Ward and Helene walk through the farmer’s market at Prospect Park, stopping between booths to sample and buy food. As she examines some ears of corn, Helene asks a question: “So how are YOU, Ward?” // “Me? People keep asking me that.” // “Well. You lost your best friend, your best client, and if you don’t mind my saying, you don’t have much else going for you without her, do you?” // “I’ve been trying to ignore that fact.” // “So. How ARE you?” // “Are you trying to recruit me to harakiri, or…?” She manages a laugh; he’s happy to see her smile. “I’m just worried about you,” Helene says. “Just as I was done worrying about you. Now, I can’t stop thinking about what you should do.” // “Well? What do you think should I do?” // “I haven’t any conclusions, or else I’d stop thinking about it.” He purses his lips, like “Yeah, hmm,” and we cut back to Helene’s apartment, as she and Ward eat dinner. We hear Alina’s voice, shouting from the couch nearby: “Ask her about my book.” Ward gives her a glare as Helene is distracted by the meal. Alina again: “Ask her!” Ward fumbles for words: “Helene?” She looks up, smiling. He continues: “What would you like to do with Alina’s manuscript? I reckon the publisher will still want to print it.” // “So print it, for God’s sake. That’s a no brainer.” // “Well, it needs rewrites. Lots of them. It’s great but there’s a lot of change in direction.” // “So have Tracey do it. She can work from here. I’d love the company.” Alina, screaming again: “Plot twist!”

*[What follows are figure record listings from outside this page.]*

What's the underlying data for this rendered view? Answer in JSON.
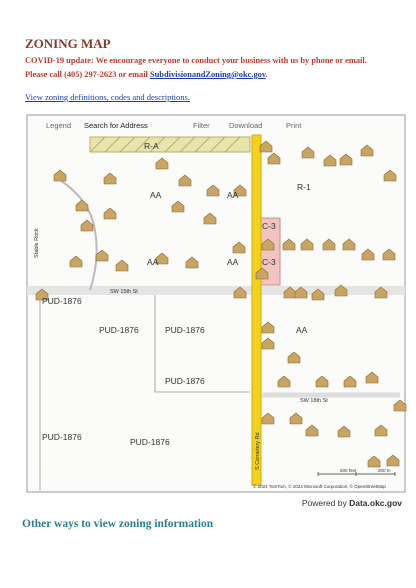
{
  "header": {
    "title": "ZONING MAP",
    "notice_line1": "COVID-19 update: We encourage everyone to conduct your business with us by phone or email.",
    "notice_line2": "Please call (405) 297-2623 or email",
    "email": "SubdivisionandZoning@okc.gov",
    "notice_end": "."
  },
  "links": {
    "zoning_definitions": "View zoning definitions, codes and descriptions."
  },
  "map": {
    "toolbar": [
      "Legend",
      "Search for Address",
      "Filter",
      "Download",
      "Print"
    ],
    "zone_labels": [
      "R-A",
      "AA",
      "AA",
      "R-1",
      "C-3",
      "C-3",
      "AA",
      "AA",
      "PUD-1876",
      "PUD-1876",
      "PUD-1876",
      "PUD-1876",
      "PUD-1876",
      "PUD-1876",
      "AA"
    ],
    "streets": [
      "SW 15th St",
      "SW 18th St",
      "S Cemetery Rd",
      "Stable Rock"
    ],
    "attribution": "© 2024 TomTom, © 2024 Microsoft Corporation, © OpenStreetMap",
    "scale": [
      "600 feet",
      "200 m"
    ]
  },
  "footer": {
    "powered_by": "Powered by",
    "powered_link": "Data.okc.gov",
    "other_ways": "Other ways to view zoning information"
  }
}
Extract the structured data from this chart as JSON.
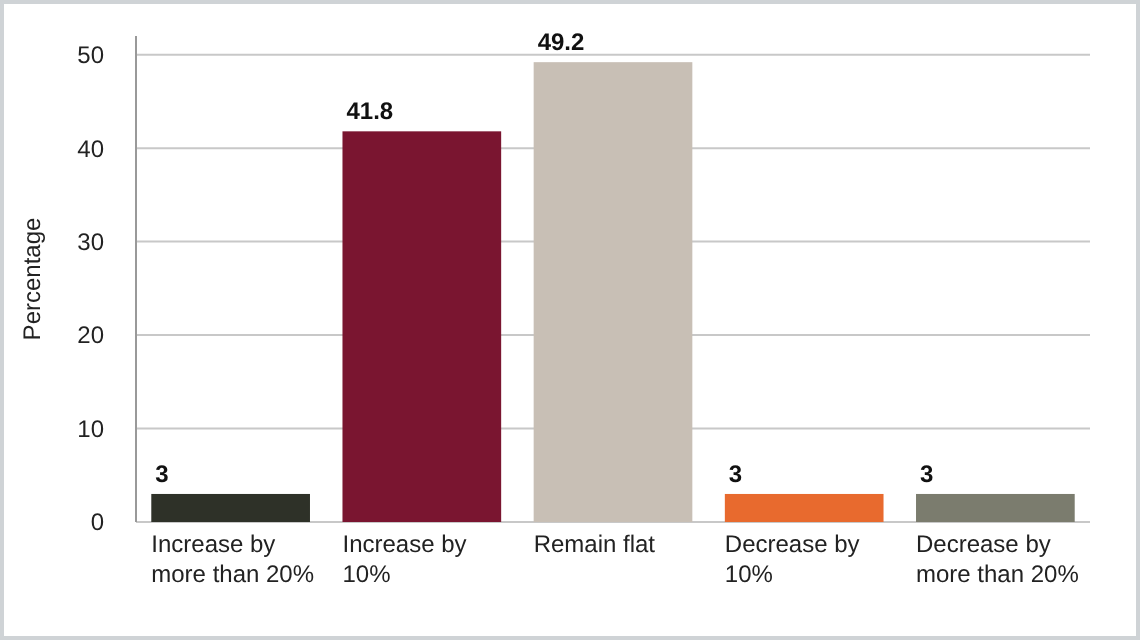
{
  "chart_data": {
    "type": "bar",
    "ylabel": "Percentage",
    "categories": [
      "Increase by more than 20%",
      "Increase by 10%",
      "Remain flat",
      "Decrease by 10%",
      "Decrease by more than 20%"
    ],
    "values": [
      3,
      41.8,
      49.2,
      3,
      3
    ],
    "colors": [
      "#2e3128",
      "#7a1530",
      "#c8bfb5",
      "#e86a2e",
      "#7b7c6e"
    ],
    "ylim": [
      0,
      52
    ],
    "yticks": [
      0,
      10,
      20,
      30,
      40,
      50
    ],
    "grid": "y",
    "data_labels": true
  }
}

Alina, barking loudly as the table gets cleared: “It makes sense! Tracey has the knack. She’s a psycho bitch who better not mess up my final book, but you’ll keep close watch! I’m just glad it’ll get published. And that’ll keep you afloat for a while too, Ward. It’s great, right? Why don’t you look more excited? Everyone wins! And if she works from here, I’ll be able to keep track of her, too…Oooh, maybe I can haunt her?” Alina won’t shut up, even after Ward leaves the living room for the kitchen. Helene is in there, loading the dishwasher. “Are you alright with me going home tonight?” he asks her. “I think I’ll sleep better there.” // “Wow, the tides have shifted, have they? Are you making progress with…everything?” // “Heaps. I’ll be back first thing in the morning, and we can discuss the Tracey thing. If that’s what you want.” // “We both owe it to Alina to help get this book published.” Cut to: Ward pulls up to his Westchester home. Instead of hesitating to go inside, he marches in, but the momentum dies just before the bedroom. After stopping to collect himself, he turns on the light and sees Amanda, who is sitting at the end of the bed, as always. Before she can say anything, he starts: “I’m selling the house.” A long pause, then Amanda: “Where will I go?” // “I’m selling the house.” // “Where will I go, Ward?” // “I’m selling the house, Amanda.” // “Where. Will. I. Go?” // “I’m. Selling. The. House.” // “WHERE WILL I GO?” // “I’M SELLING THE DAMN HOUSE.” He’s boiling now, and seals it: “I don’t care where you go. As long as I never have to see you again.”